4. Au XVIIIe siècle, le fait marquant en théologie est celui d'un effort appuyé sur un biblicisme sobre qui réconcilie, à la fois, le réveil et l'éclosion de la raison, d'où la confrontation positive entre Aufklärung et Piétisme. La recherche de cet accord produira le répertoire des cantiques qui se basera sur une pédagogie sur le respect de la vie qui passe par la pratique chrétienne de l'amour agapé.

On peut ajouter sans le concours de l'ouvrage de James Lyon ce qui suit:

5. Au XIXe siècle, le fait marquant en théologie est que les théologiens sont unanimes pour le nommer siècle de la Mission. Les mouvements de réveil (baptiste, piétiste et méthodiste), les Églises issues de la Réforme saisiront l'importance de la Mission, et des milliers de chrétiens quitteront leurs familles, leurs Églises et leurs pays (en Europe et en Amérique) pour apporter la Bonne Nouvelle dans le monde. Le répertoire des chants accompagnant cette théologie est aussi celui de la Mission. Et les missionnaires l'ont démontré dans leur agir.

Il nous faut, à ce niveau, trouver un point de chute dans ce point de l'impact théologique et spirituel de l'héritage hymnologique missionnaire. Nous venons de faire en quelque sorte le survol des siècles. Nous y avons relevé les rapports incontournables qui lient la théologie de chaque époque à l'hymnologie de son temps. Fort de cela, nous pouvons indiquer en rapport de l'impact théologique et spirituel de l'héritage missionnaire au Congo ce qui suit :

1. Cet héritage a gardé une influence positive dans nos cultes qui se veulent encore protestants au Congo et à Kinshasa jusqu'aujourd'hui;

2. Son contenu est riche en typologies et remplit bien le rôle de la musique servante de la liturgie ;

3. La théologie de ce recueil est purement missionnaire ;

4. Ce recueil traduit le souci de l'évangélisation des âmes du peuple congolais et s'appuie sur la langue des autochtones ;

5. Les questions théologiques de la contextualisation559(*) ont été prises en compte car cela se traduit entre autres dans la traduction en langues congolaises des chants du protestantisme universel et on peut allonger la liste.

L'impact théologique et spirituel de l'oeuvre missionnaire dans l'hymnologie au Congo est certainement positif. Le chant liturgique occupe toujours une place importante dans le culte et garde valablement ses liens avec les autres éléments du culte, grâce à la théologie missionnaire et notre étude l'a démontré.

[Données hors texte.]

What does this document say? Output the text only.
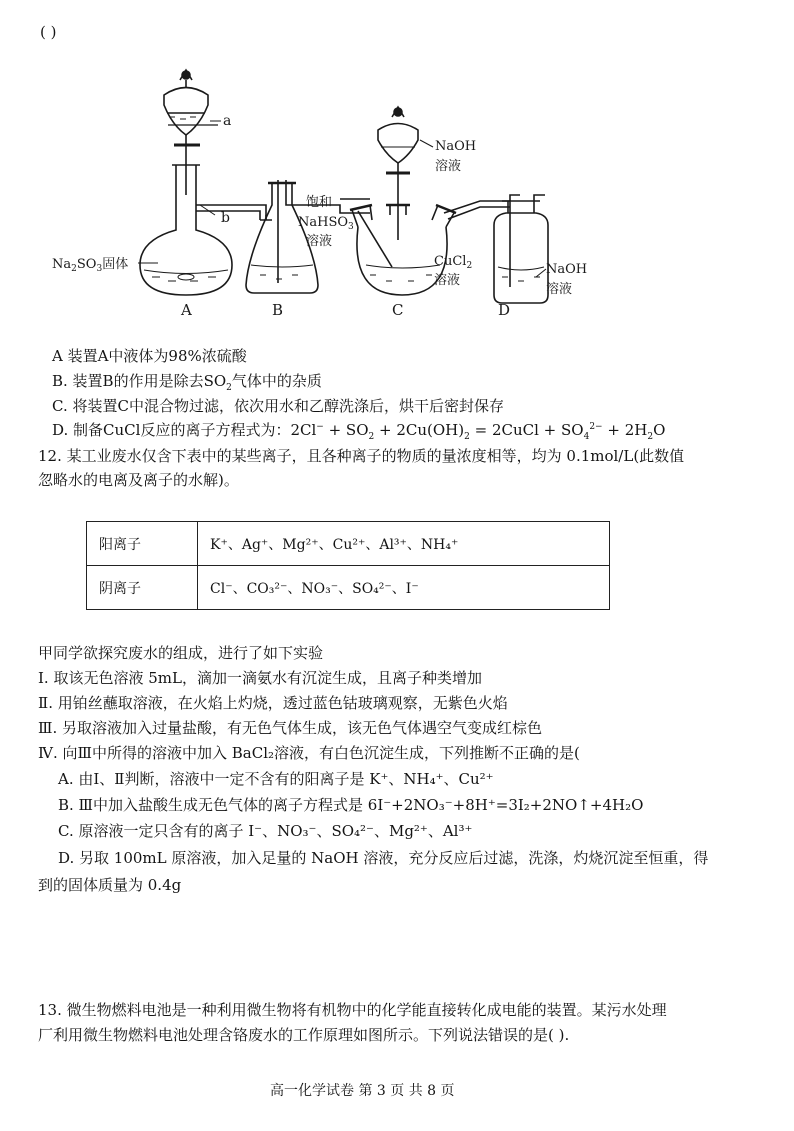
( )
a
b
NaOH
溶液
$Na_2SO_3$固体
饱和
NaHSO$_3$
溶液
CuCl$_2$
溶液
NaOH
溶液
A	B	C	D
A 装置A中液体为98%浓硫酸
B. 装置B的作用是除去$SO_2$气体中的杂质
C. 将装置C中混合物过滤，依次用水和乙醇洗涤后，烘干后密封保存
D. 制备CuCl反应的离子方程式为：$2Cl^- + SO_2 + 2Cu(OH)_2$ = 2CuCl + $SO_4^{2-} + 2H_2O$
12. 某工业废水仅含下表中的某些离子，且各种离子的物质的量浓度相等，均为 0.1mol/L(此数值
忽略水的电离及离子的水解)。
阳离子	K⁺、Ag⁺、Mg²⁺、Cu²⁺、Al³⁺、NH₄⁺
阴离子	Cl⁻、CO₃²⁻、NO₃⁻、SO₄²⁻、I⁻
甲同学欲探究废水的组成，进行了如下实验
Ⅰ. 取该无色溶液 5mL，滴加一滴氨水有沉淀生成，且离子种类增加
Ⅱ. 用铂丝蘸取溶液，在火焰上灼烧，透过蓝色钴玻璃观察，无紫色火焰
Ⅲ. 另取溶液加入过量盐酸，有无色气体生成，该无色气体遇空气变成红棕色
Ⅳ. 向Ⅲ中所得的溶液中加入 BaCl₂溶液，有白色沉淀生成，下列推断不正确的是(
A. 由Ⅰ、Ⅱ判断，溶液中一定不含有的阳离子是 K⁺、NH₄⁺、Cu²⁺
B. Ⅲ中加入盐酸生成无色气体的离子方程式是 6I⁻+2NO₃⁻+8H⁺=3I₂+2NO↑+4H₂O
C. 原溶液一定只含有的离子 I⁻、NO₃⁻、SO₄²⁻、Mg²⁺、Al³⁺
D. 另取 100mL 原溶液，加入足量的 NaOH 溶液，充分反应后过滤，洗涤，灼烧沉淀至恒重，得
到的固体质量为 0.4g
13. 微生物燃料电池是一种利用微生物将有机物中的化学能直接转化成电能的装置。某污水处理
厂利用微生物燃料电池处理含铬废水的工作原理如图所示。下列说法错误的是( ).
高一化学试卷 第 3 页 共 8 页
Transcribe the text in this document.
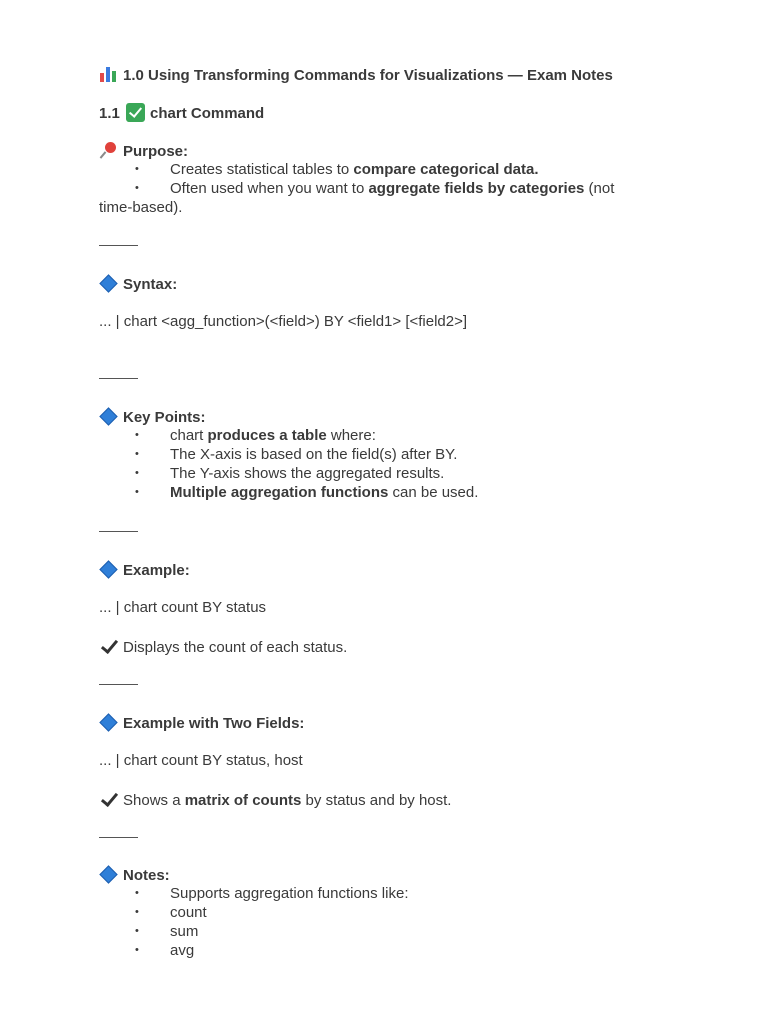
1.0 Using Transforming Commands for Visualizations — Exam Notes
1.1 chart Command
Purpose:
• Creates statistical tables to compare categorical data.
• Often used when you want to aggregate fields by categories (not
time-based).
Syntax:
... | chart <agg_function>(<field>) BY <field1> [<field2>]
Key Points:
• chart produces a table where:
• The X-axis is based on the field(s) after BY.
• The Y-axis shows the aggregated results.
• Multiple aggregation functions can be used.
Example:
... | chart count BY status
Displays the count of each status.
Example with Two Fields:
... | chart count BY status, host
Shows a matrix of counts by status and by host.
Notes:
• Supports aggregation functions like:
• count
• sum
• avg
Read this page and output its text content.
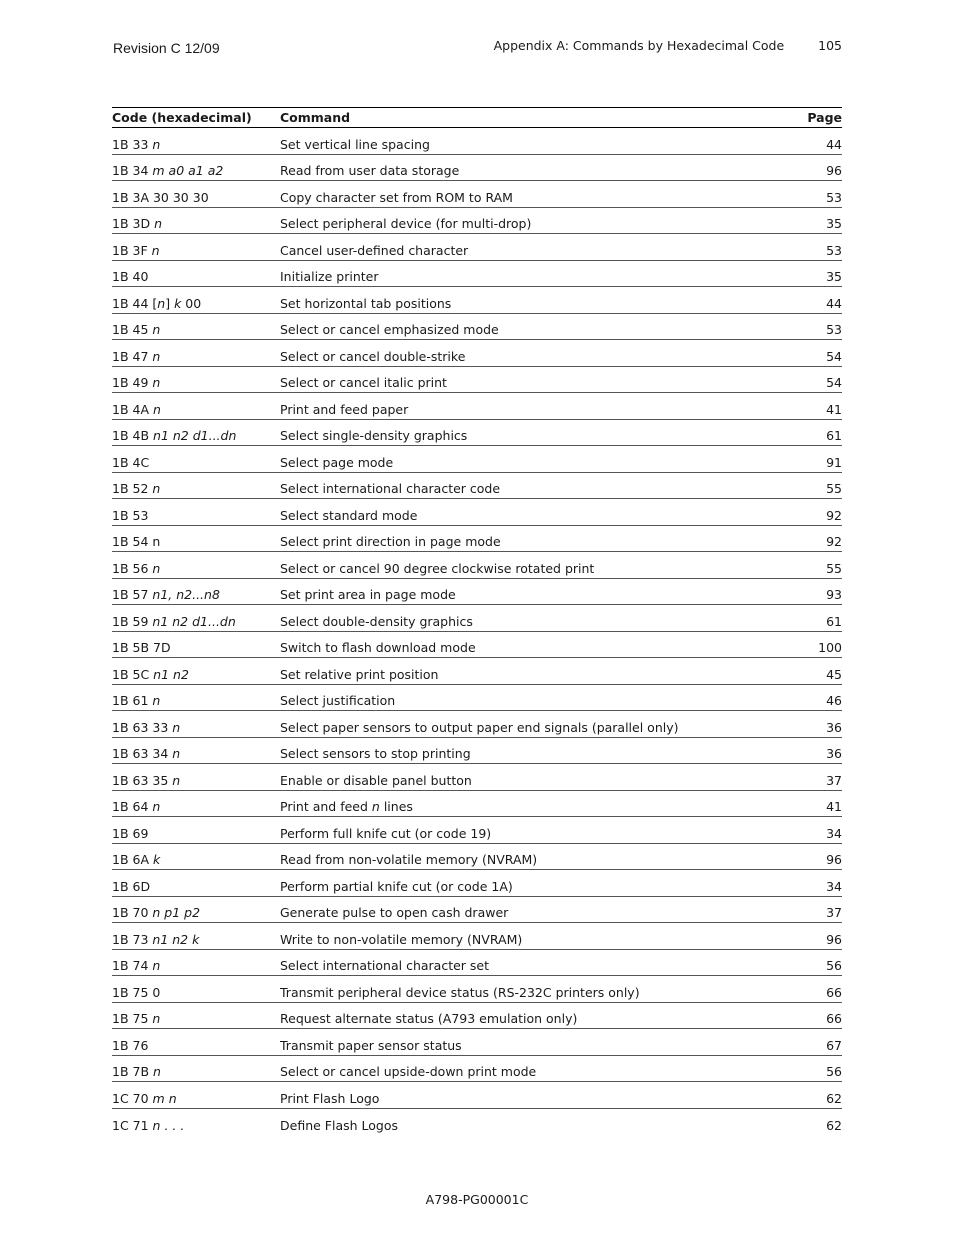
Revision C 12/09	Appendix A: Commands by Hexadecimal Code	105
Code (hexadecimal)	Command	Page
1B 33 n	Set vertical line spacing	44
1B 34 m a0 a1 a2	Read from user data storage	96
1B 3A 30 30 30	Copy character set from ROM to RAM	53
1B 3D n	Select peripheral device (for multi-drop)	35
1B 3F n	Cancel user-defined character	53
1B 40	Initialize printer	35
1B 44 [n] k 00	Set horizontal tab positions	44
1B 45 n	Select or cancel emphasized mode	53
1B 47 n	Select or cancel double-strike	54
1B 49 n	Select or cancel italic print	54
1B 4A n	Print and feed paper	41
1B 4B n1 n2 d1...dn	Select single-density graphics	61
1B 4C	Select page mode	91
1B 52 n	Select international character code	55
1B 53	Select standard mode	92
1B 54 n	Select print direction in page mode	92
1B 56 n	Select or cancel 90 degree clockwise rotated print	55
1B 57 n1, n2...n8	Set print area in page mode	93
1B 59 n1 n2 d1...dn	Select double-density graphics	61
1B 5B 7D	Switch to flash download mode	100
1B 5C n1 n2	Set relative print position	45
1B 61 n	Select justification	46
1B 63 33 n	Select paper sensors to output paper end signals (parallel only)	36
1B 63 34 n	Select sensors to stop printing	36
1B 63 35 n	Enable or disable panel button	37
1B 64 n	Print and feed n lines	41
1B 69	Perform full knife cut (or code 19)	34
1B 6A k	Read from non-volatile memory (NVRAM)	96
1B 6D	Perform partial knife cut (or code 1A)	34
1B 70 n p1 p2	Generate pulse to open cash drawer	37
1B 73 n1 n2 k	Write to non-volatile memory (NVRAM)	96
1B 74 n	Select international character set	56
1B 75 0	Transmit peripheral device status (RS-232C printers only)	66
1B 75 n	Request alternate status (A793 emulation only)	66
1B 76	Transmit paper sensor status	67
1B 7B n	Select or cancel upside-down print mode	56
1C 70 m n	Print Flash Logo	62
1C 71 n . . .	Define Flash Logos	62
A798-PG00001C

Toutefois, si à côté de la Bible, les chants de recueils, comme langage théologique au temps de la Mission, ont véhiculé avec succès la théologie missionnaire qui oeuvrait pour l'expansion du Royaume de Dieu sur la terre et dans les coeurs des humains au Congo, il est aussi vrai qu'ils portent en eux quelques faiblesses. Ces faiblesses, il faut les trouver dans l'ignorance des contextes réels qui ont milité à leur création par leurs vrais auteurs, poètes, mélodistes et compositeurs. Si le peuple congolais qui a entonné ces chants dans le culte depuis plus d'un siècle a connu quelques traducteurs de ces chants de recueils, par contre il ne connaît pas assez sur les vrais auteurs de ces chants traduits dans nos langues. Aussi, si les facteurs théologiques à l'origine de la production cantiques peuvent effleurer sa préhension, par contre les facteurs historico-psychologiques et socioculturels pour beaucoup de Congolais demeurent un mystère.

* 558 Cf. NSUMBU Pezo N., Mémoire cité, p. 73.

* 559 N'KWIM, à la suite de nombreux auteurs, trouve en la contextualisation et inculturation l'une des stratégies de l'évangélisation missionnaire la mieux réussie. Car les missionnaires, soutient-il, ont trouvé en l'échec de la première évangélisation beaucoup de failles dont celles de la stratégie de l'acculturation ou d'accom-modation). Lire sa thèse citée, p. 72.